Wilford cried to the Lord, and prayed that she might not be taken. After settling her into a house on Sunday 2 December, it looked as though she had just a short time to live. On the evening of 4 December, her spirit apparently left her body and according to Wilford she was dead. Wilford recalls that “faith filled my soul” and he administered to her with oil. He writes:
“I laid my hands upon her, and in the name of Jesus Christ I rebuked the power of death and the destroyer, and commanded the same to depart from her, and the spirit of life to enter her body. Her spirit returned to her body, and from that hour she was made whole.
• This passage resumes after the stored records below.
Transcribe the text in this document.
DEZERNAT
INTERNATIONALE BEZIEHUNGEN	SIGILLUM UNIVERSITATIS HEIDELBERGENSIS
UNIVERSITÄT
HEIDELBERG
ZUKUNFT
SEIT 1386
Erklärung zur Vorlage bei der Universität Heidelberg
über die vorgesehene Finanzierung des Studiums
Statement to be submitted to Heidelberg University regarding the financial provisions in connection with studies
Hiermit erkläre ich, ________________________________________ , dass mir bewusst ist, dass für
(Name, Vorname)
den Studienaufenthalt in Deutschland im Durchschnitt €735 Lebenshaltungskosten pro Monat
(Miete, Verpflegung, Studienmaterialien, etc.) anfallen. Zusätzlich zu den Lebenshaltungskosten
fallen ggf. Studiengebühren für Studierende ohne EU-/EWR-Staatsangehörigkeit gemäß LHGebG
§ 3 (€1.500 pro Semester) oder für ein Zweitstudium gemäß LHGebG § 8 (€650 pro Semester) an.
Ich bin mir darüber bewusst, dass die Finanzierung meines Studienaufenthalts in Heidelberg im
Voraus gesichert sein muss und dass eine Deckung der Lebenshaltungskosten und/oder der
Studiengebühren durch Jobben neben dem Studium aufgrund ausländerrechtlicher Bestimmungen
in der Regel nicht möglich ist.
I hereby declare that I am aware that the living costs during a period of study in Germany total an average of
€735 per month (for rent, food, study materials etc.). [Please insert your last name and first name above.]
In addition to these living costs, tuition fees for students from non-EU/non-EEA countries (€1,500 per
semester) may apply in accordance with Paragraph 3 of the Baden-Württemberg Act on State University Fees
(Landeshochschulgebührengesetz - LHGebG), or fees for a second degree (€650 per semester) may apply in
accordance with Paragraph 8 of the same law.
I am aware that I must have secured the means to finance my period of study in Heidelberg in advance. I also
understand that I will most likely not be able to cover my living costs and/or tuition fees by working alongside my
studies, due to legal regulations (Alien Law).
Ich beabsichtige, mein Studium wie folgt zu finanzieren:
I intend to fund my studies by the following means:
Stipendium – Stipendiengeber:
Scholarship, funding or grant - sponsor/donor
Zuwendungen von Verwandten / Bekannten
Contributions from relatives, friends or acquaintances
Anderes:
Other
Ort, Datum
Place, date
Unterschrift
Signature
“While this operation was going on with me [as my wife related afterwards] her spirit left her body, and she saw it lying on the bed. She looked at me and upon her babe, and , while gazing upon the scene, two personages came into the room carrying a coffin and told her they had come for her body. One of these messengers informed her that she could have her choice: she might go to rest in the spirit world, or, on one condition she could have the privilege of returning to her tabernacle and continuing her labors upon the earth. The condition was, if she felt she could stand by her husband, and with him pass through all the cares, trials, tribulations, and affliction of life which he would be called to pass through for the gospel’s sake unto the end. When she looked at the situation of her husband and child she said: ‘Yes, I will do it!’
“At the moment that decision was made the power of faith rested upon me, and when I administered unto her, her spirit entered her tabernacle, and she saw the messengers carry the coffin out at the door.” 1
Phoebe W. Carter Woodruff went with Wilford to the Salt Lake Valley in 1850 and died there in 1885.